8 Mart sabahı uyandı. Güne her zamanki gibi başladı. Hazırlandı ve evden çıktı. Dışarıya çıktığında ilk başta tesadüf olduğunu düşündüğü bu durum, gerçeği anlayınca onu korkuttu. Dışarıda hiç erkek yoktu. Simitçi kadındı, otobüs şoförü kadın, taksiciler kadın, herkes kadın…
İş yerine gidene kadar acelesi olduğu için kimseye neler olup bittiğini soramamıştı. Bu yüzden iş yerine gittiğinde ilk işi bu soruyu sormak oldu. Kapıdan girer girmez hemen sağda bulunan danışmaya gitti. Geniş, tahtadan ve dikdörtgen şeklindeki bu masanın arkasında duran siyah dalgalı saçlı kadın hafif bir tebessüm ve ince bir ses tonu ile “8 Mart Dünya Emekçi Kadınlar Gününüz kutlu olsun.” diyince kafasındaki bütün sorular cevap buldu. Başta onu korkutan bu durum şimdi ise onu neşelendirmeye yetmişti. Danışmada bulunan kadınların da kadınlar gününü kutladıktan sonra neşeli bir şekilde işlerine koyuldu. Çalıştığı yerdeki erkek çalışma arkadaşları da olmadığı için onların sorumlulukları da kadın çalışanlara yüklenmişti. Bu yüzden çok yoğun ve yorucu bir gün geçirmişlerdi. Ancak hemcinsleriyle beraber geçirdikleri vakit o kadar keyifliydi ki hiçbiri günün sonunda yorgunluklarını hissetmiyordu.

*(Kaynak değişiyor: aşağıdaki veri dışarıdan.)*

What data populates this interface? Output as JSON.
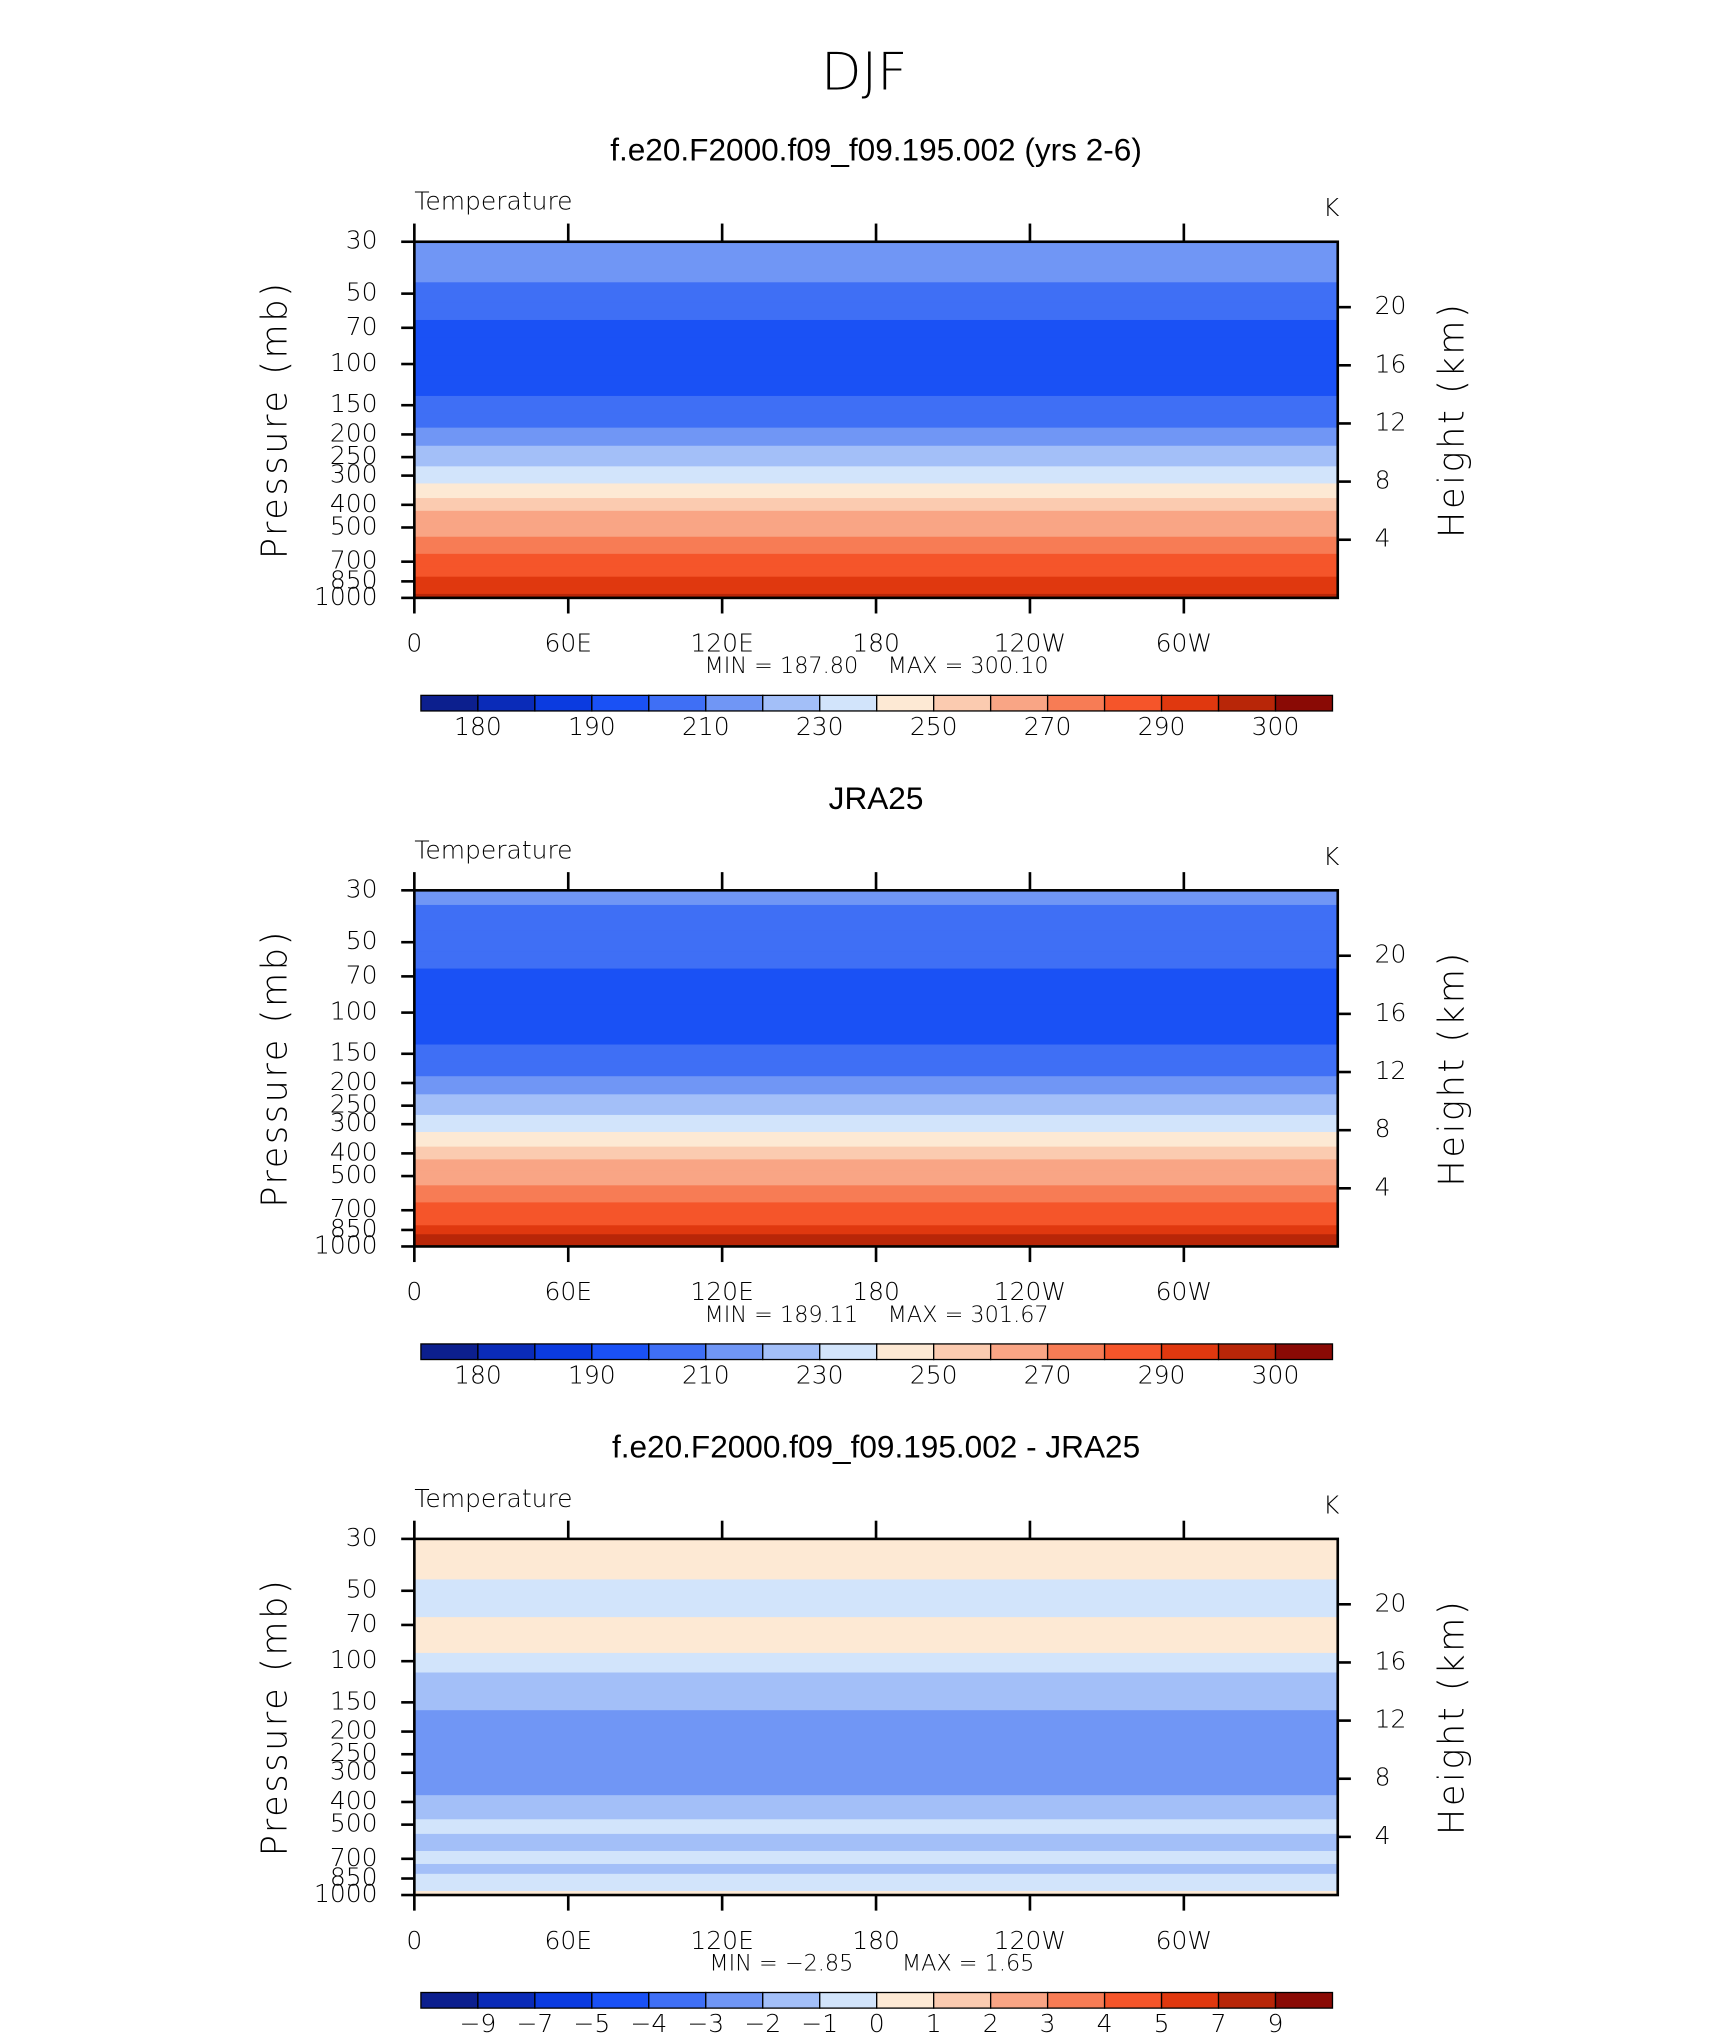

Her ne kadar kendini dinç hissetse de fiziksel olarak yorgun olduğu bir gerçekti. Bu sebepten dolayı spora gitmek istemese bile kendine verdiği sözü tutmak için gitmeye karar vermişti. Spor salonu neredeyse bomboştu. Salonda sadece birkaç kadın vardı. Bugüne kadar erkeklerin spora olan ilgisinin fazla olduğunun farkına varmıştı ama bu kadar çoğunlukta spor salonlarında bulunduklarını tahmin edememişti. Ayrıca unuttuğu bir şey vardı. Antrenörü erkek olduğu için tek başına spor yapması gerekiyordu. Bazı aletleri kullanmayı bilmediği için tedirgin olmuştu. Sonrasında kendi kendine bilmediği aletleri çözmeye çalışırken ona yardımcı olmak için yanına iki kadın geldi. Ona yardımcı oldular ve sonrasında aralarında geçen sohbetten zevk aldıkları için çıkışta kahve içmeye davet ettiler.
Günün sonunda eve gittiğinde kadınların toplumun temel taşlarından biri olduğunu ve varlıklarının her yönüyle değerli olduğunun tekrardan farkına vardı. Toplumun her alanında kadınların katkılarının ve liderliklerinin hayati öneme sahip olduğunu; aileleri, iş dünyası, siyaset, sanat, bilim ve daha birçok alanda etkili bir şekilde rol alırken, toplumsal dönüşümün ve ilerlemenin anahtar aktörleri olan kadınların toplumdaki önemini anladı.